Энгибил нахмурился, но не потому, что его разгневали слова Шарура, а потому, что человеку пришло в голову такое, о чем он сам не помыслил. Энгибил был невероятно силен. Энгибил знал очень многое. И все же… В голове Шарура мелькнула поистине кощунственная мысль о том, что бог не всемогущ, по крайней мере не всеведущ, мелькнула и тут же вылетела, словно птичка из клетки.
— Это возможно… — задумчиво промолвил Энгибил. — Я не настолько тщательно присматривался к дарам, которые несли люди… Я не искал специально сосуд силы. Зачем мне это делать без необходимости? Однако теперь я вижу такую необходимость. Теперь я внимательно пересмотрю все дары за последний год. Вы пойдете со мной, хотя вы всего лишь люди, — решил бог. — Идемте!
Он поднялся с трона и положил одну руку на плечо Шарура, другую — на плечо Тупшарру, третью — на плечо Эрешгуна. Он — бог: если ему понадобилась лишняя рука, она у него была. Шарур ощутил прикосновение не живой плоти, а теплого металла. Глаза Энгибила сверкнули. Шарур зажмурился, словно взглянул на солнце, пару мгновений он вообще ничего не видел из-за мощного сияния, исходившего из глаз бога.
Когда зрение прояснилось, он понял, что они вместе с богом уже не в зале для приемов, а стоят в кладовой, мало чем отличавшейся от кладовых во дворце Кимаша. Но они оказались в кладовой не одни. Там уже находился один из жрецов, и при нем куртизанка, далеко не такая роскошная, как ты, с которой забавлялся Энгибил. Пара как раз собиралась возлечь на ложе. Оба пискнули в смятении.
Энгибил расхохотался.
— Пошли вон! — прогремел он. — Поищите другое место.
Жрец и куртизанка исчезли. Шарур бы тоже предпочел сбежать. Потолок в кладовой был еще выше, чем в зале для приемов. Тем не менее, высоченный Энгибил предпочел стать меньше ростом, хотя и таким он внушал благоговейный трепет.
Но благоговение — благоговением, а первое, о чем подумал Шарур — к счастью, бог не обратил внимания на эту его мысль, — «Какая куча хлама!» Наверное, это не совсем соответствовало истине. Многие вещи здесь были изготовлены из золота, серебра и драгоценных камней. Они блестели и переливались в сиянии, исходящем от бога. Лугалы Гибила и энси до них отдали богу все лучшее из того, что у них было.
При этом они неукоснительно придерживались правила: только редкие вещи, только красивые вещи, только странные вещи. Красивые вещи были действительно красивыми. Редкие —редкими. Шарур вытаращил глаза, глядя на ожерелье из огромных мерцающих жемчужин. Караваны в далекий Ларавангал иногда привозили с востока вместе с оловом, которое превращало медь в бронзу, одну или две жемчужины, отдав за них много изделий из металла. Но жемчужин такого размера Шарур не только не видел, но и представить себе не мог.

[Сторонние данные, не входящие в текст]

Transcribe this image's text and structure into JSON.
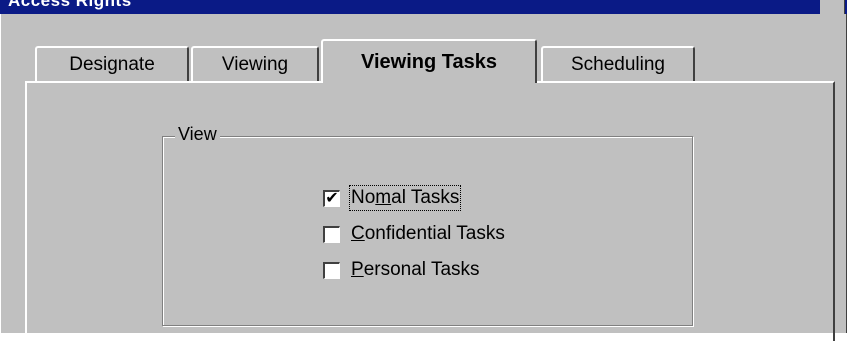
{
  "window": {
    "title": "Access Rights"
  },
  "tabs": [
    {
      "label": "Designate",
      "active": false
    },
    {
      "label": "Viewing",
      "active": false
    },
    {
      "label": "Viewing Tasks",
      "active": true
    },
    {
      "label": "Scheduling",
      "active": false
    }
  ],
  "view_group": {
    "label": "View",
    "options": [
      {
        "label": "Normal Tasks",
        "mnemonic": "m",
        "checked": true,
        "check_mark": "✔",
        "focused": true
      },
      {
        "label": "Confidential Tasks",
        "mnemonic": "C",
        "checked": false,
        "check_mark": "",
        "focused": false
      },
      {
        "label": "Personal Tasks",
        "mnemonic": "P",
        "checked": false,
        "check_mark": "",
        "focused": false
      }
    ]
  }
}
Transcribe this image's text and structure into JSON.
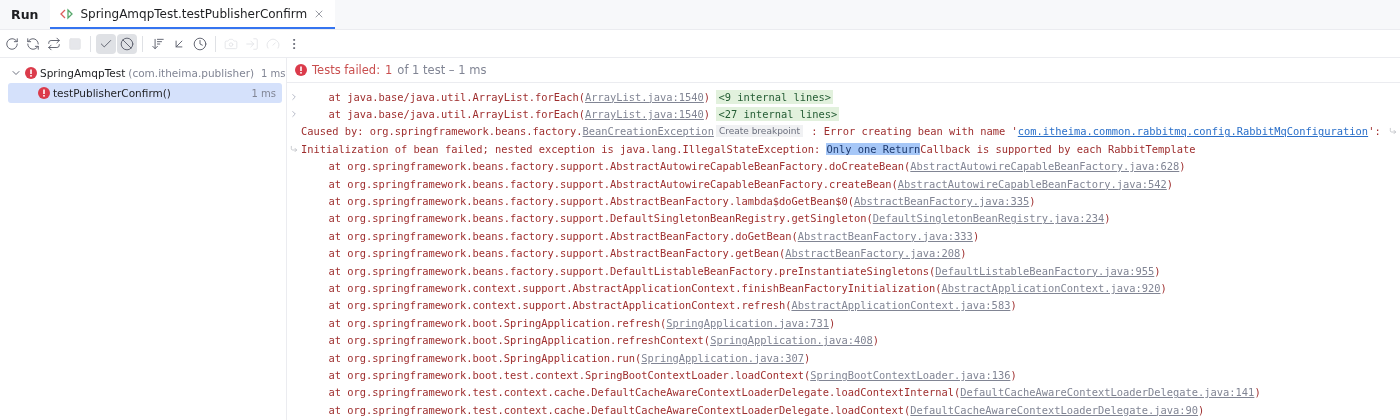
{
  "tool_window": {
    "title": "Run"
  },
  "tabs": [
    {
      "label": "SpringAmqpTest.testPublisherConfirm",
      "selected": true
    }
  ],
  "toolbar": [
    {
      "kind": "rerun",
      "disabled": false,
      "pressed": false
    },
    {
      "kind": "rerun-failed",
      "disabled": false,
      "pressed": false
    },
    {
      "kind": "rerun-auto",
      "disabled": false,
      "pressed": false
    },
    {
      "kind": "stop",
      "disabled": true,
      "pressed": false
    },
    {
      "kind": "sep"
    },
    {
      "kind": "show-passed",
      "disabled": false,
      "pressed": true
    },
    {
      "kind": "show-ignored",
      "disabled": false,
      "pressed": true
    },
    {
      "kind": "sep"
    },
    {
      "kind": "sort",
      "disabled": false,
      "pressed": false
    },
    {
      "kind": "collapse",
      "disabled": false,
      "pressed": false
    },
    {
      "kind": "history",
      "disabled": false,
      "pressed": false
    },
    {
      "kind": "sep"
    },
    {
      "kind": "camera",
      "disabled": true,
      "pressed": false
    },
    {
      "kind": "import",
      "disabled": true,
      "pressed": false
    },
    {
      "kind": "gauge",
      "disabled": true,
      "pressed": false
    },
    {
      "kind": "more",
      "disabled": false,
      "pressed": false
    }
  ],
  "tree": [
    {
      "name": "SpringAmqpTest",
      "package": "(com.itheima.publisher)",
      "time": "1 ms",
      "expanded": true,
      "selected": false,
      "children": [
        {
          "name": "testPublisherConfirm()",
          "time": "1 ms",
          "selected": true
        }
      ]
    }
  ],
  "summary": {
    "label": "Tests failed:",
    "failed": "1",
    "rest": "of 1 test – 1 ms"
  },
  "console": [
    {
      "kind": "frame",
      "marker": {
        "kind": "fold"
      },
      "segments": [
        {
          "kind": "text",
          "text": "at java.base/java.util.ArrayList.forEach("
        },
        {
          "kind": "link",
          "text": "ArrayList.java:1540"
        },
        {
          "kind": "text",
          "text": ")"
        },
        {
          "kind": "folded",
          "text": "<9 internal lines>"
        }
      ]
    },
    {
      "kind": "frame",
      "marker": {
        "kind": "fold"
      },
      "segments": [
        {
          "kind": "text",
          "text": "at java.base/java.util.ArrayList.forEach("
        },
        {
          "kind": "link",
          "text": "ArrayList.java:1540"
        },
        {
          "kind": "text",
          "text": ")"
        },
        {
          "kind": "folded",
          "text": "<27 internal lines>"
        }
      ]
    },
    {
      "kind": "message",
      "marker": {
        "kind": "wrap-end"
      },
      "segments": [
        {
          "kind": "text",
          "text": "Caused by: org.springframework.beans.factory."
        },
        {
          "kind": "link",
          "text": "BeanCreationException"
        },
        {
          "kind": "hint",
          "text": "Create breakpoint"
        },
        {
          "kind": "text",
          "text": " : Error creating bean with name '"
        },
        {
          "kind": "link-blue",
          "text": "com.itheima.common.rabbitmq.config.RabbitMqConfiguration"
        },
        {
          "kind": "text",
          "text": "':"
        }
      ]
    },
    {
      "kind": "message",
      "marker": {
        "kind": "wrap-start"
      },
      "segments": [
        {
          "kind": "text",
          "text": "Initialization of bean failed; nested exception is java.lang.IllegalStateException: "
        },
        {
          "kind": "highlight",
          "text": "Only one Return"
        },
        {
          "kind": "text",
          "text": "Callback is supported by each RabbitTemplate"
        }
      ]
    },
    {
      "kind": "frame",
      "segments": [
        {
          "kind": "text",
          "text": "at org.springframework.beans.factory.support.AbstractAutowireCapableBeanFactory.doCreateBean("
        },
        {
          "kind": "link",
          "text": "AbstractAutowireCapableBeanFactory.java:628"
        },
        {
          "kind": "text",
          "text": ")"
        }
      ]
    },
    {
      "kind": "frame",
      "segments": [
        {
          "kind": "text",
          "text": "at org.springframework.beans.factory.support.AbstractAutowireCapableBeanFactory.createBean("
        },
        {
          "kind": "link",
          "text": "AbstractAutowireCapableBeanFactory.java:542"
        },
        {
          "kind": "text",
          "text": ")"
        }
      ]
    },
    {
      "kind": "frame",
      "segments": [
        {
          "kind": "text",
          "text": "at org.springframework.beans.factory.support.AbstractBeanFactory.lambda$doGetBean$0("
        },
        {
          "kind": "link",
          "text": "AbstractBeanFactory.java:335"
        },
        {
          "kind": "text",
          "text": ")"
        }
      ]
    },
    {
      "kind": "frame",
      "segments": [
        {
          "kind": "text",
          "text": "at org.springframework.beans.factory.support.DefaultSingletonBeanRegistry.getSingleton("
        },
        {
          "kind": "link",
          "text": "DefaultSingletonBeanRegistry.java:234"
        },
        {
          "kind": "text",
          "text": ")"
        }
      ]
    },
    {
      "kind": "frame",
      "segments": [
        {
          "kind": "text",
          "text": "at org.springframework.beans.factory.support.AbstractBeanFactory.doGetBean("
        },
        {
          "kind": "link",
          "text": "AbstractBeanFactory.java:333"
        },
        {
          "kind": "text",
          "text": ")"
        }
      ]
    },
    {
      "kind": "frame",
      "segments": [
        {
          "kind": "text",
          "text": "at org.springframework.beans.factory.support.AbstractBeanFactory.getBean("
        },
        {
          "kind": "link",
          "text": "AbstractBeanFactory.java:208"
        },
        {
          "kind": "text",
          "text": ")"
        }
      ]
    },
    {
      "kind": "frame",
      "segments": [
        {
          "kind": "text",
          "text": "at org.springframework.beans.factory.support.DefaultListableBeanFactory.preInstantiateSingletons("
        },
        {
          "kind": "link",
          "text": "DefaultListableBeanFactory.java:955"
        },
        {
          "kind": "text",
          "text": ")"
        }
      ]
    },
    {
      "kind": "frame",
      "segments": [
        {
          "kind": "text",
          "text": "at org.springframework.context.support.AbstractApplicationContext.finishBeanFactoryInitialization("
        },
        {
          "kind": "link",
          "text": "AbstractApplicationContext.java:920"
        },
        {
          "kind": "text",
          "text": ")"
        }
      ]
    },
    {
      "kind": "frame",
      "segments": [
        {
          "kind": "text",
          "text": "at org.springframework.context.support.AbstractApplicationContext.refresh("
        },
        {
          "kind": "link",
          "text": "AbstractApplicationContext.java:583"
        },
        {
          "kind": "text",
          "text": ")"
        }
      ]
    },
    {
      "kind": "frame",
      "segments": [
        {
          "kind": "text",
          "text": "at org.springframework.boot.SpringApplication.refresh("
        },
        {
          "kind": "link",
          "text": "SpringApplication.java:731"
        },
        {
          "kind": "text",
          "text": ")"
        }
      ]
    },
    {
      "kind": "frame",
      "segments": [
        {
          "kind": "text",
          "text": "at org.springframework.boot.SpringApplication.refreshContext("
        },
        {
          "kind": "link",
          "text": "SpringApplication.java:408"
        },
        {
          "kind": "text",
          "text": ")"
        }
      ]
    },
    {
      "kind": "frame",
      "segments": [
        {
          "kind": "text",
          "text": "at org.springframework.boot.SpringApplication.run("
        },
        {
          "kind": "link",
          "text": "SpringApplication.java:307"
        },
        {
          "kind": "text",
          "text": ")"
        }
      ]
    },
    {
      "kind": "frame",
      "segments": [
        {
          "kind": "text",
          "text": "at org.springframework.boot.test.context.SpringBootContextLoader.loadContext("
        },
        {
          "kind": "link",
          "text": "SpringBootContextLoader.java:136"
        },
        {
          "kind": "text",
          "text": ")"
        }
      ]
    },
    {
      "kind": "frame",
      "segments": [
        {
          "kind": "text",
          "text": "at org.springframework.test.context.cache.DefaultCacheAwareContextLoaderDelegate.loadContextInternal("
        },
        {
          "kind": "link",
          "text": "DefaultCacheAwareContextLoaderDelegate.java:141"
        },
        {
          "kind": "text",
          "text": ")"
        }
      ]
    },
    {
      "kind": "frame",
      "segments": [
        {
          "kind": "text",
          "text": "at org.springframework.test.context.cache.DefaultCacheAwareContextLoaderDelegate.loadContext("
        },
        {
          "kind": "link",
          "text": "DefaultCacheAwareContextLoaderDelegate.java:90"
        },
        {
          "kind": "text",
          "text": ")"
        }
      ]
    }
  ]
}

Ну а странные вещи были... странными. Шарур не понимал, зачем какой-то лугал решил подарить Энгибилу неряшливую глиняную тарелку, на которой с пугающей реалистичностью был изображен большой паук. И плетеная собака на задних лапах, готовая к соитию, могла показаться забавной лишь в первый раз, а потом-то что на нее смотреть?
— Ну и где эта ваша штука, — пророкотал Энгибил, — в которую боги Алашкуррута влили свою силу? Тут же столько сокровищ, что не разберешься! На что оно похоже?